As the e-commerce market grew by leaps and bounds in the last four years, investors have shifted their focus to profitable growth to achieve stability, a CII-Deloitte report says.
According to the report, e-commerce B2C segment has grown significantly, leading to creation of many ‘unicorns’.
“However, focus of investors going forward seems to have shifted to profitable growth to achieve stabilisation of the economic model,” said the report titled ‘e-Commerce in India – A Game Changer for the Economy’.
It further said the primacy on profitable growth seems to be leading to collaborations and partnerships across the value chain with the aim of optimising costs.
It forecast that since the e-commerce B2B segment is showing signs of rapid digital adoption, this is likely to feed the significant rise of MSMEs and entrepreneurs from the Indian hinterland.
With a push from investors for profitability and early break-evens, the leading e-commerce companies are seen to be cutting down their burn rates by as high as 50%.
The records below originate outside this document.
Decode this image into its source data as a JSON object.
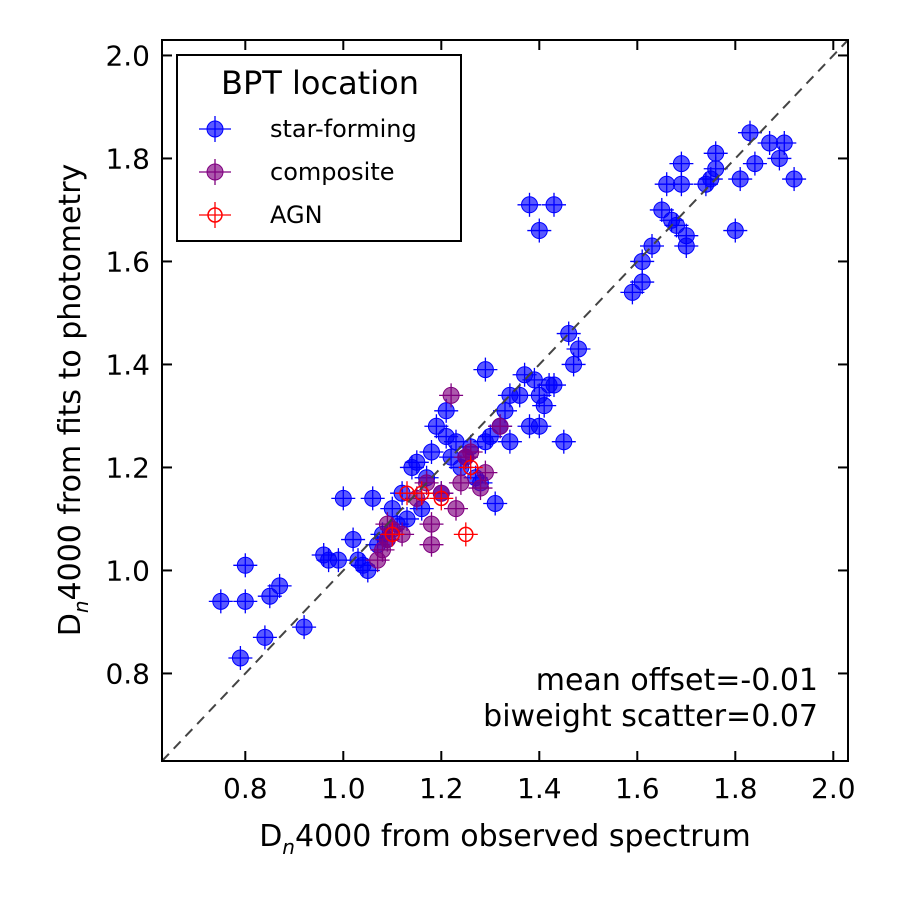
{
  "chart_data": {
    "type": "scatter",
    "xlabel_main": "D",
    "xlabel_sub": "n",
    "xlabel_rest": "4000 from observed spectrum",
    "ylabel_main": "D",
    "ylabel_sub": "n",
    "ylabel_rest": "4000 from fits to photometry",
    "xlim": [
      0.63,
      2.03
    ],
    "ylim": [
      0.63,
      2.03
    ],
    "xticks": [
      "0.8",
      "1.0",
      "1.2",
      "1.4",
      "1.6",
      "1.8",
      "2.0"
    ],
    "yticks": [
      "0.8",
      "1.0",
      "1.2",
      "1.4",
      "1.6",
      "1.8",
      "2.0"
    ],
    "one_to_one_line": true,
    "grid": false,
    "legend": {
      "title": "BPT location",
      "position": "top-left"
    },
    "annotations": [
      "mean offset=-0.01",
      "biweight scatter=0.07"
    ],
    "colors": {
      "star_forming": "#0000ff",
      "composite": "#800080",
      "agn": "#ff0000"
    },
    "series": [
      {
        "name": "star-forming",
        "marker": "filled-circle",
        "points": [
          [
            0.75,
            0.94
          ],
          [
            0.79,
            0.83
          ],
          [
            0.8,
            1.01
          ],
          [
            0.8,
            0.94
          ],
          [
            0.84,
            0.87
          ],
          [
            0.85,
            0.95
          ],
          [
            0.87,
            0.97
          ],
          [
            0.92,
            0.89
          ],
          [
            0.96,
            1.03
          ],
          [
            0.97,
            1.02
          ],
          [
            0.99,
            1.02
          ],
          [
            1.0,
            1.14
          ],
          [
            1.02,
            1.06
          ],
          [
            1.03,
            1.02
          ],
          [
            1.04,
            1.01
          ],
          [
            1.05,
            1.0
          ],
          [
            1.06,
            1.14
          ],
          [
            1.07,
            1.05
          ],
          [
            1.08,
            1.07
          ],
          [
            1.09,
            1.06
          ],
          [
            1.1,
            1.12
          ],
          [
            1.11,
            1.09
          ],
          [
            1.12,
            1.15
          ],
          [
            1.13,
            1.1
          ],
          [
            1.14,
            1.2
          ],
          [
            1.15,
            1.21
          ],
          [
            1.16,
            1.12
          ],
          [
            1.17,
            1.18
          ],
          [
            1.18,
            1.23
          ],
          [
            1.19,
            1.28
          ],
          [
            1.2,
            1.15
          ],
          [
            1.21,
            1.26
          ],
          [
            1.21,
            1.31
          ],
          [
            1.22,
            1.22
          ],
          [
            1.23,
            1.25
          ],
          [
            1.24,
            1.2
          ],
          [
            1.25,
            1.22
          ],
          [
            1.26,
            1.24
          ],
          [
            1.27,
            1.18
          ],
          [
            1.28,
            1.17
          ],
          [
            1.29,
            1.25
          ],
          [
            1.29,
            1.39
          ],
          [
            1.3,
            1.26
          ],
          [
            1.31,
            1.13
          ],
          [
            1.32,
            1.28
          ],
          [
            1.33,
            1.31
          ],
          [
            1.34,
            1.25
          ],
          [
            1.34,
            1.34
          ],
          [
            1.36,
            1.34
          ],
          [
            1.37,
            1.38
          ],
          [
            1.38,
            1.28
          ],
          [
            1.39,
            1.37
          ],
          [
            1.4,
            1.28
          ],
          [
            1.4,
            1.34
          ],
          [
            1.41,
            1.32
          ],
          [
            1.42,
            1.36
          ],
          [
            1.43,
            1.36
          ],
          [
            1.45,
            1.25
          ],
          [
            1.46,
            1.46
          ],
          [
            1.47,
            1.4
          ],
          [
            1.48,
            1.43
          ],
          [
            1.38,
            1.71
          ],
          [
            1.4,
            1.66
          ],
          [
            1.43,
            1.71
          ],
          [
            1.59,
            1.54
          ],
          [
            1.61,
            1.6
          ],
          [
            1.61,
            1.56
          ],
          [
            1.63,
            1.63
          ],
          [
            1.65,
            1.7
          ],
          [
            1.66,
            1.75
          ],
          [
            1.67,
            1.68
          ],
          [
            1.68,
            1.67
          ],
          [
            1.69,
            1.75
          ],
          [
            1.69,
            1.79
          ],
          [
            1.7,
            1.65
          ],
          [
            1.7,
            1.63
          ],
          [
            1.74,
            1.75
          ],
          [
            1.75,
            1.76
          ],
          [
            1.76,
            1.78
          ],
          [
            1.76,
            1.81
          ],
          [
            1.8,
            1.66
          ],
          [
            1.81,
            1.76
          ],
          [
            1.83,
            1.85
          ],
          [
            1.84,
            1.79
          ],
          [
            1.87,
            1.83
          ],
          [
            1.89,
            1.8
          ],
          [
            1.9,
            1.83
          ],
          [
            1.92,
            1.76
          ]
        ]
      },
      {
        "name": "composite",
        "marker": "filled-circle",
        "points": [
          [
            1.07,
            1.02
          ],
          [
            1.08,
            1.04
          ],
          [
            1.09,
            1.06
          ],
          [
            1.09,
            1.09
          ],
          [
            1.1,
            1.08
          ],
          [
            1.12,
            1.07
          ],
          [
            1.15,
            1.14
          ],
          [
            1.17,
            1.17
          ],
          [
            1.18,
            1.05
          ],
          [
            1.18,
            1.09
          ],
          [
            1.2,
            1.15
          ],
          [
            1.22,
            1.34
          ],
          [
            1.23,
            1.12
          ],
          [
            1.24,
            1.17
          ],
          [
            1.25,
            1.22
          ],
          [
            1.26,
            1.23
          ],
          [
            1.28,
            1.16
          ],
          [
            1.29,
            1.19
          ],
          [
            1.32,
            1.28
          ]
        ]
      },
      {
        "name": "AGN",
        "marker": "open-circle",
        "points": [
          [
            1.1,
            1.07
          ],
          [
            1.13,
            1.15
          ],
          [
            1.16,
            1.15
          ],
          [
            1.2,
            1.14
          ],
          [
            1.25,
            1.07
          ],
          [
            1.26,
            1.2
          ]
        ]
      }
    ]
  }
}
“This aggressive drive comes at a point when capital is becoming scarce for top venture-backed online retail companies. There is also a reduction in dependence on discounts as a growth strategy,” the report added.
The e-commerce industry is expected to form the biggest chunk of the Indian Internet market with a value of approximately $100 billion by 2020.
According to the document paper, the e-commerce growth has been brought about by increasing Internet and smartphone penetration in not just metros, but in tier two and three cities.
Mobile devices are further expected to drive sales through online platforms over the next 5 years, it said.